Este governo e os que o antecederam toleraram a agiotagem. E reservaram como vítimas exatamente as pessoas mais pobres, aquelas que não têm condições cadastrais para levantar em bancos organizados os recursos de que precisam. Verdade que também nestes os juros lembram agiotagem. Passando pelas ruas das grandes cidades, os cidadãos, em especial os de aparência mais humilde, são abordados com papeletas de propaganda desta ou daquela financeira. E elas não são poucas. Existem às dezenas.
As ofertas são tentadoras. Empréstimos na hora ou em menos de vinte e quatro horas. Dispensam-se avalistas, comprovação de renda e o que mais seria indispensável em qualquer transação séria com dinheiro. Na área central de Curitiba há uma financeira depois da outra e inocentes aceitam o gentil convite de pegar dinheiro a longo prazo, com prestações módicas e sem a necessidade, em geral irrealizável, de apresentar fiança e cadastro. Empresta-se até pelo telefone. Trata-se de um negócio que deveria ser proibido ou, pelo menos, severamente fiscalizado, pois é agiotagem oficializada.
A dispensa de garantias justifica-se pelo fato de que os juros que cobra são tão altos que, se um percentual de mutuários deixar de pagar, o dinheiro nem faz falta. A maioria das financeiras nem sequer se dá ao trabalho de ingressar na Justiça para receber o dinheiro que emprestou, pois a sua rentabilidade no bolo de negócios é tão grande que nulifica os efeitos dos calotes. No mais, as classes mais humildes costumam ser melhor pagadoras que as mais abastadas.
O pobre mutuário entra numa dessas lojas porque ganha pouco, não tem dinheiro muitas vezes para necessidades essenciais ou dele precisa para pagar outra dívida vencida e não quitada. O que lhe esclarecem é o valor das prestações. Estas são baixas, porque estendidas em longuíssimos prazos.
O raciocínio do cliente, que quase sempre não entende as complicações do mercado financeiro, é que, se dá para pagar a prestação, é um bom negócio.
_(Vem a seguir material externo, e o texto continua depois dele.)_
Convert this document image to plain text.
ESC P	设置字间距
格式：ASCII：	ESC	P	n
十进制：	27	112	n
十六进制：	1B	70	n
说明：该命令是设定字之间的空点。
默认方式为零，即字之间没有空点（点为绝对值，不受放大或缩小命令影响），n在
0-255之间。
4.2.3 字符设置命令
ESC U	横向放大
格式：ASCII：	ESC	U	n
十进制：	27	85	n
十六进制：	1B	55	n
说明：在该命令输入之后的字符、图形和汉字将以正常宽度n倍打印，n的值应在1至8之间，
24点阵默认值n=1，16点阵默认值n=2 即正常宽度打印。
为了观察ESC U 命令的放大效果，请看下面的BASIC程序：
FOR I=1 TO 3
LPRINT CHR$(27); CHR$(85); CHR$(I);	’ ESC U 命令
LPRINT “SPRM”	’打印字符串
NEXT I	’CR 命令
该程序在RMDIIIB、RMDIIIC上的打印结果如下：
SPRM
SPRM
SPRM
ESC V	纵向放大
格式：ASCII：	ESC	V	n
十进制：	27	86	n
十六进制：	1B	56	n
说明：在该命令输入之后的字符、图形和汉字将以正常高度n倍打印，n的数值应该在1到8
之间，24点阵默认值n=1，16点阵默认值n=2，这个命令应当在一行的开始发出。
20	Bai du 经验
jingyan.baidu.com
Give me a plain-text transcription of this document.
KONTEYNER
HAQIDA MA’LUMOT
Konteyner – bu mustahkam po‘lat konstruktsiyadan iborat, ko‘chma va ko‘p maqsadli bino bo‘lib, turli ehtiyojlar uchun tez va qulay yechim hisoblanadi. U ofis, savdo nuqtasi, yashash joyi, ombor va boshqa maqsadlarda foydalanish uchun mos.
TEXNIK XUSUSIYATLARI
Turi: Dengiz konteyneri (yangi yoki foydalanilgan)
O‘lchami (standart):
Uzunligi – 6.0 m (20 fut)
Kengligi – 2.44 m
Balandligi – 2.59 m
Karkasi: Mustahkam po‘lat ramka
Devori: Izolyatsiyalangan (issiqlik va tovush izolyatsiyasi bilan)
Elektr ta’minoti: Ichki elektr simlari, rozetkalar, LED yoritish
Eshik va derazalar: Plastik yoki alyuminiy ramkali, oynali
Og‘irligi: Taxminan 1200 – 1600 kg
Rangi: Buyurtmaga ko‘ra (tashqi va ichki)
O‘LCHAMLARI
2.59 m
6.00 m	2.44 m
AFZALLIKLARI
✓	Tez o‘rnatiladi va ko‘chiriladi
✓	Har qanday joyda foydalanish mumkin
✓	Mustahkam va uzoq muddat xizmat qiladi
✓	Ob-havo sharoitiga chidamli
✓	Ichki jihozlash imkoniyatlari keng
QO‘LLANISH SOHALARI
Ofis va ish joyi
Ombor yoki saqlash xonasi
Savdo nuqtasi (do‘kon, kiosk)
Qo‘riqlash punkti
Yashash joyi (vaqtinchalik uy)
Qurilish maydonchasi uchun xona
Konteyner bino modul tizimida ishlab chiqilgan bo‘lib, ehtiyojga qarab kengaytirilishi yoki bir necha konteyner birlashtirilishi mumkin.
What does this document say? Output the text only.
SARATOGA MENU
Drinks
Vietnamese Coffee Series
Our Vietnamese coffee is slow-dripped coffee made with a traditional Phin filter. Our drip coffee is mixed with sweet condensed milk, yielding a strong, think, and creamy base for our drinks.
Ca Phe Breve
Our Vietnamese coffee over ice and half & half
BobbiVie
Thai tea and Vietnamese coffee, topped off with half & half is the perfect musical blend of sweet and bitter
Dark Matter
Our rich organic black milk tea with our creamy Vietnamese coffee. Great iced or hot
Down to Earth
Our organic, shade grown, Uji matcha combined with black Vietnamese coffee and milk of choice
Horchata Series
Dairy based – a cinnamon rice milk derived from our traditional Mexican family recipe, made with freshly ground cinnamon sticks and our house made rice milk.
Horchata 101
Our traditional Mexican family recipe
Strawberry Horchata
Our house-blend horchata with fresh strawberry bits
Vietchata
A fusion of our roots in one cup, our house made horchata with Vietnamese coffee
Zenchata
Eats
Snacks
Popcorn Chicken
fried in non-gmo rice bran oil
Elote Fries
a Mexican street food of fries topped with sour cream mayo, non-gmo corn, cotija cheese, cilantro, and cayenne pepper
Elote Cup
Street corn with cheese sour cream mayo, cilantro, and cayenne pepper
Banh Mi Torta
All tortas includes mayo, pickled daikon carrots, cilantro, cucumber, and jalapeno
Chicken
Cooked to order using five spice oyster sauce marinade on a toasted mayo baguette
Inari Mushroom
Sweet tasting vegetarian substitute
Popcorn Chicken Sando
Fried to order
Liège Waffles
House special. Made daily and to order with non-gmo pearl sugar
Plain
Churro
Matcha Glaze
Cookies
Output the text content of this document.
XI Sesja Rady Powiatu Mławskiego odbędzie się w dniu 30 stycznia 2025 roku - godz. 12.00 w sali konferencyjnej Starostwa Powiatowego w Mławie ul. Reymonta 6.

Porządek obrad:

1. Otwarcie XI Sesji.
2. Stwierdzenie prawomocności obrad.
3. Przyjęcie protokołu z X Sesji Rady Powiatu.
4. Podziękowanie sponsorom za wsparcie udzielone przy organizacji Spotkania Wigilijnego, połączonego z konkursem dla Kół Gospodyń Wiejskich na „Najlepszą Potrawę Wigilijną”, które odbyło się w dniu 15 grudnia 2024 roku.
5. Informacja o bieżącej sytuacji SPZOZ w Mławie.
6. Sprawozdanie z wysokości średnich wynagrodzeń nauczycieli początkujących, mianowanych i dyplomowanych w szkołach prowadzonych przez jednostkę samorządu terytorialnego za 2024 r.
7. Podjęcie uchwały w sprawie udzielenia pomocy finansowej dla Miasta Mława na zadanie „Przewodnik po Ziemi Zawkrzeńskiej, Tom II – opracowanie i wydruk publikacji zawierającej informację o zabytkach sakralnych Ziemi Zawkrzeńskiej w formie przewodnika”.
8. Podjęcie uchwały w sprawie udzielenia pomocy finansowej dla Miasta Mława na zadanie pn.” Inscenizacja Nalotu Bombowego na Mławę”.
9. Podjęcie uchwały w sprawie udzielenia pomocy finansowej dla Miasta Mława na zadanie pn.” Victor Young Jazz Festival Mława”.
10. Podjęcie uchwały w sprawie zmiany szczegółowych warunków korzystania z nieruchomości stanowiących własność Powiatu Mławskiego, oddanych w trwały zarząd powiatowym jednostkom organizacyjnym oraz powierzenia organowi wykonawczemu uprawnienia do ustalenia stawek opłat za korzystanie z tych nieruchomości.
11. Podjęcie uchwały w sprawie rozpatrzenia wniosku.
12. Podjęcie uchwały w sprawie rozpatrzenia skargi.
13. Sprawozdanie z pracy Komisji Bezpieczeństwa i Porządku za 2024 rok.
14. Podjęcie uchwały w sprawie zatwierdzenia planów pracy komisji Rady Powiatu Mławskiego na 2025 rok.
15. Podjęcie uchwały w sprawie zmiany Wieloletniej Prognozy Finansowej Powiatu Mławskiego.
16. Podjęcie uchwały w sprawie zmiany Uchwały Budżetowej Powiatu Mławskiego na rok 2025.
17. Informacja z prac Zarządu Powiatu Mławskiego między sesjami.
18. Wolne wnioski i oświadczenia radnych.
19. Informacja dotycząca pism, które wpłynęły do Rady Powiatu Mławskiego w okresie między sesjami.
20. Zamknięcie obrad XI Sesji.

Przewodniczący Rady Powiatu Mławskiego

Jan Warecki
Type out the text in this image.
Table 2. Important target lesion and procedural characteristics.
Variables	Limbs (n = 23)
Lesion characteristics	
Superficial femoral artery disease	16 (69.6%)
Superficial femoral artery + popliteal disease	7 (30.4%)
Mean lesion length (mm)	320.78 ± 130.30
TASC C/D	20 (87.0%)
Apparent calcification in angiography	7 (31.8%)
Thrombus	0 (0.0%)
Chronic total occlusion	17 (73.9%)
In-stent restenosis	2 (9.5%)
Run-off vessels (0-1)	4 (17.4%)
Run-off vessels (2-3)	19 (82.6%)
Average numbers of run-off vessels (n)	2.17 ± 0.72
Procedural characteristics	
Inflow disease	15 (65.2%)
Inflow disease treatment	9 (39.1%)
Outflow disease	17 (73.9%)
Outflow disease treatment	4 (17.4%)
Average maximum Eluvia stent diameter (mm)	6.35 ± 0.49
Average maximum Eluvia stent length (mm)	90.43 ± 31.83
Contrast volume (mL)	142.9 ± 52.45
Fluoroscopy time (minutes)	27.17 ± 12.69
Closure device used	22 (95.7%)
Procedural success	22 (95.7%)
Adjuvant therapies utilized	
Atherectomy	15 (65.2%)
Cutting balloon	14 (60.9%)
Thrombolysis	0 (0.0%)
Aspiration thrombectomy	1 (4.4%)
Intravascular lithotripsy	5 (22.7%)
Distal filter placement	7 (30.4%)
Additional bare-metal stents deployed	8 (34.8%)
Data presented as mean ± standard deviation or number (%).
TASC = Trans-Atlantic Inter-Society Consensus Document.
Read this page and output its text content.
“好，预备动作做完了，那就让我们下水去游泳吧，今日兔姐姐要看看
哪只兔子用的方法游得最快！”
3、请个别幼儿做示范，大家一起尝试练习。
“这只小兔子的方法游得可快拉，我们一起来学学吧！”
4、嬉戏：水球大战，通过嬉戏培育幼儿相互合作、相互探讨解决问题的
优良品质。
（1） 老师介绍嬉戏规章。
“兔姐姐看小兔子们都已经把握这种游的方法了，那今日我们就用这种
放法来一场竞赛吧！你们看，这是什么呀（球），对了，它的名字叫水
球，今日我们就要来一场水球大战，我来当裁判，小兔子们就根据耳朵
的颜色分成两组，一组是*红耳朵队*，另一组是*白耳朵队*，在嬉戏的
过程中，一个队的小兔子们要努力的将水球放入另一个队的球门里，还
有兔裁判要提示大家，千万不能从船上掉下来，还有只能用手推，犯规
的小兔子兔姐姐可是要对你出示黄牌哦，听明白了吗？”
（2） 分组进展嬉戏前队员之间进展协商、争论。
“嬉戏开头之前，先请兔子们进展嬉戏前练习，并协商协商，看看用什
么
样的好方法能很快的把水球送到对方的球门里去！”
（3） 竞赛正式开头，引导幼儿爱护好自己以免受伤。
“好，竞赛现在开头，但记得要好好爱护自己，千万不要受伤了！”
Bom negócio é, sim, para os donos das financeiras, pois os juros são tão altos que, diante deles, os cobrados pelos grandes bancos até parecem benemerência.
Ser pobre não é prêmio. Pobre e explorado, nos parece um crime. E o governo nada fazer, uma omissão indesculpável, numa época em que já temos um código de defesa do consumidor. Quando saiu a Constituição de 1988, chegou-se a nela incluir juros máximos de 12% ao ano. Um sonho impossível. Tentou-se argumentar que, acima desse percentual, seria agiotagem. O mercado financeiro tem desmentido. Mas juros elevadíssimos como o da agiotagem financeira que hoje se pratica, isto sim é explorar a camada mais pobre da sociedade e merece de nossos governantes alguma providência.
A idéia do cliente de que pagar, a perder de vista, prestações que cabem no seu modesto orçamento é aceitável é um grande equívoco. O dinheiro tem um preço e deve ser preço justo. Muito acima desse preço justo é achacar de quem não tem e mais precisa.
De outro lado, se compararmos os juros cobrados por essas ditas financeiras, verdadeiras arapucas, com os juros considerados extorsivos dos bancos, acabaremos concedendo indulgências aos banqueiros. Eles emprestam a juros elevados, mas muito longe da exploração que se pratica contra as famílias de baixa renda.